Currently, we have a table where the primary key is a combination of brand and client_id, and the clustering key is transaction_id. We have observed that we could achieve better performance and more even data distribution if we don’t use a clustering key. Instead, we would set the primary key as transaction_id, brand, and client_id.
This way, each transaction becomes a separate partition, ensuring no imbalance in partition distribution across nodes, even if some clients have more transactions. However, we are not fully aware of the potential risks associated with having a large number of partitions.

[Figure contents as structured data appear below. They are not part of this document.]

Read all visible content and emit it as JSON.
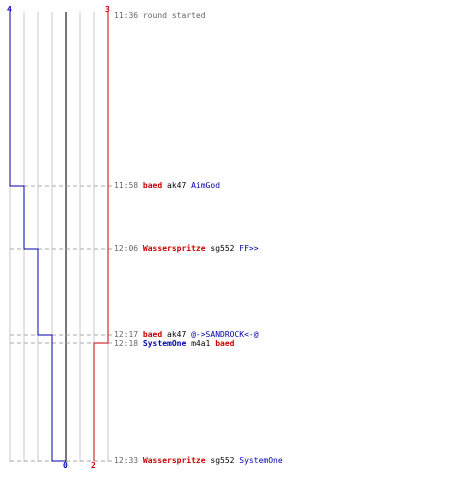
{
  "score": {
    "blue_start": "4",
    "red_start": "3",
    "blue_end": "0",
    "red_end": "2"
  },
  "colors": {
    "blue": "#0000aa",
    "red": "#cc0000",
    "grid": "#c8c8c8",
    "axis": "#777777"
  },
  "events": [
    {
      "time": "11:36",
      "text": "round started"
    },
    {
      "time": "11:58",
      "killer": "baed",
      "weapon": "ak47",
      "victim": "AimGod"
    },
    {
      "time": "12:06",
      "killer": "Wasserspritze",
      "weapon": "sg552",
      "victim": "FF>>"
    },
    {
      "time": "12:17",
      "killer": "baed",
      "weapon": "ak47",
      "victim": "@->SANDROCK<-@"
    },
    {
      "time": "12:18",
      "killer": "SystemOne",
      "weapon": "m4a1",
      "victim": "baed"
    },
    {
      "time": "12:33",
      "killer": "Wasserspritze",
      "weapon": "sg552",
      "victim": "SystemOne"
    }
  ]
}
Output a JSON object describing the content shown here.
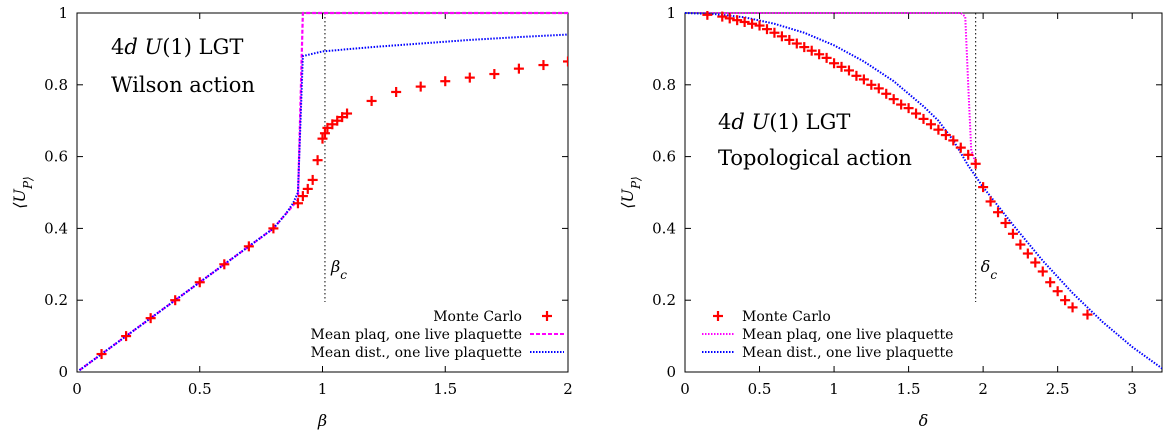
{
  "chart_data": [
    {
      "type": "scatter",
      "xlabel": "β",
      "ylabel": "⟨U_P⟩",
      "xlim": [
        0,
        2
      ],
      "ylim": [
        0,
        1
      ],
      "x_ticks": [
        "0",
        "0.5",
        "1",
        "1.5",
        "2"
      ],
      "y_ticks": [
        "0",
        "0.2",
        "0.4",
        "0.6",
        "0.8",
        "1"
      ],
      "annotation_line1": "4d U(1) LGT",
      "annotation_line2": "Wilson action",
      "critical_label": "β_c",
      "critical_x": 1.01,
      "legend_position": "bottom-right",
      "series": [
        {
          "name": "Monte Carlo",
          "color": "#ff0000",
          "marker": "plus",
          "x": [
            0.1,
            0.2,
            0.3,
            0.4,
            0.5,
            0.6,
            0.7,
            0.8,
            0.9,
            0.92,
            0.94,
            0.96,
            0.98,
            1.0,
            1.01,
            1.02,
            1.04,
            1.06,
            1.08,
            1.1,
            1.2,
            1.3,
            1.4,
            1.5,
            1.6,
            1.7,
            1.8,
            1.9,
            2.0
          ],
          "y": [
            0.05,
            0.1,
            0.15,
            0.2,
            0.25,
            0.3,
            0.35,
            0.4,
            0.47,
            0.49,
            0.51,
            0.535,
            0.59,
            0.65,
            0.665,
            0.68,
            0.69,
            0.7,
            0.71,
            0.72,
            0.755,
            0.78,
            0.795,
            0.81,
            0.82,
            0.83,
            0.845,
            0.855,
            0.865
          ]
        },
        {
          "name": "Mean plaq, one live plaquette",
          "color": "#ff00ff",
          "line": "dashed",
          "x": [
            0.01,
            0.1,
            0.2,
            0.3,
            0.4,
            0.5,
            0.6,
            0.7,
            0.8,
            0.85,
            0.9,
            0.91,
            0.92,
            0.93,
            2.0
          ],
          "y": [
            0.005,
            0.05,
            0.1,
            0.15,
            0.2,
            0.25,
            0.3,
            0.35,
            0.4,
            0.44,
            0.48,
            0.74,
            1.0,
            1.0,
            1.0
          ]
        },
        {
          "name": "Mean dist., one live plaquette",
          "color": "#0000ff",
          "line": "dotted",
          "x": [
            0.01,
            0.1,
            0.2,
            0.3,
            0.4,
            0.5,
            0.6,
            0.7,
            0.8,
            0.85,
            0.88,
            0.9,
            0.92,
            1.0,
            1.2,
            1.4,
            1.6,
            1.8,
            2.0
          ],
          "y": [
            0.005,
            0.05,
            0.1,
            0.15,
            0.2,
            0.25,
            0.3,
            0.35,
            0.4,
            0.44,
            0.47,
            0.5,
            0.88,
            0.893,
            0.905,
            0.915,
            0.925,
            0.933,
            0.94
          ]
        }
      ]
    },
    {
      "type": "scatter",
      "xlabel": "δ",
      "ylabel": "⟨U_P⟩",
      "xlim": [
        0,
        3.2
      ],
      "ylim": [
        0,
        1
      ],
      "x_ticks": [
        "0",
        "0.5",
        "1",
        "1.5",
        "2",
        "2.5",
        "3"
      ],
      "y_ticks": [
        "0",
        "0.2",
        "0.4",
        "0.6",
        "0.8",
        "1"
      ],
      "annotation_line1": "4d U(1) LGT",
      "annotation_line2": "Topological action",
      "critical_label": "δ_c",
      "critical_x": 1.95,
      "legend_position": "bottom-left",
      "series": [
        {
          "name": "Monte Carlo",
          "color": "#ff0000",
          "marker": "plus",
          "x": [
            0.15,
            0.25,
            0.3,
            0.35,
            0.4,
            0.45,
            0.5,
            0.55,
            0.6,
            0.65,
            0.7,
            0.75,
            0.8,
            0.85,
            0.9,
            0.95,
            1.0,
            1.05,
            1.1,
            1.15,
            1.2,
            1.25,
            1.3,
            1.35,
            1.4,
            1.45,
            1.5,
            1.55,
            1.6,
            1.65,
            1.7,
            1.75,
            1.8,
            1.85,
            1.9,
            1.95,
            2.0,
            2.05,
            2.1,
            2.15,
            2.2,
            2.25,
            2.3,
            2.35,
            2.4,
            2.45,
            2.5,
            2.55,
            2.6,
            2.7
          ],
          "y": [
            0.995,
            0.99,
            0.985,
            0.98,
            0.975,
            0.97,
            0.965,
            0.955,
            0.945,
            0.935,
            0.925,
            0.915,
            0.905,
            0.895,
            0.885,
            0.875,
            0.86,
            0.85,
            0.84,
            0.825,
            0.815,
            0.8,
            0.79,
            0.775,
            0.76,
            0.745,
            0.735,
            0.72,
            0.705,
            0.69,
            0.675,
            0.66,
            0.645,
            0.625,
            0.605,
            0.58,
            0.515,
            0.475,
            0.445,
            0.415,
            0.385,
            0.355,
            0.33,
            0.305,
            0.28,
            0.25,
            0.225,
            0.2,
            0.18,
            0.16
          ]
        },
        {
          "name": "Mean plaq, one live plaquette",
          "color": "#ff00ff",
          "line": "dotted",
          "x": [
            0.0,
            1.85,
            1.88,
            1.9,
            1.92,
            1.95
          ],
          "y": [
            1.0,
            1.0,
            0.99,
            0.8,
            0.62,
            0.58
          ]
        },
        {
          "name": "Mean dist., one live plaquette",
          "color": "#0000ff",
          "line": "dotted",
          "x": [
            0.0,
            0.2,
            0.4,
            0.6,
            0.8,
            1.0,
            1.2,
            1.4,
            1.6,
            1.7,
            1.8,
            1.9,
            2.0,
            2.2,
            2.4,
            2.6,
            2.8,
            3.0,
            3.2
          ],
          "y": [
            1.0,
            0.997,
            0.988,
            0.97,
            0.945,
            0.91,
            0.865,
            0.81,
            0.74,
            0.7,
            0.645,
            0.575,
            0.515,
            0.41,
            0.31,
            0.22,
            0.14,
            0.07,
            0.01
          ]
        }
      ]
    }
  ]
}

Can anyone explain the possible risks of this approach?
Thank you!
@Karol_Baryła: I’m not sure what are the performance implications of large number of partitions. What comes to my mind is usability. With such a schema you can’t e.g:
• Select all transactions for a given user without using ALLOW FILTERING
and making the query much slower this way.
• Use LWT / Batches with LWT to atomically update several transactions for a given user.
@Bohdan_Smal: Got it, thank you for your response. Have a great day!
@avi: In fact having more and smaller partitions is better than having fewer and larger partitions. So if you don’t need a clustering key for sorting and grouping, don’t use it.
@Bohdan_Smal: thank you)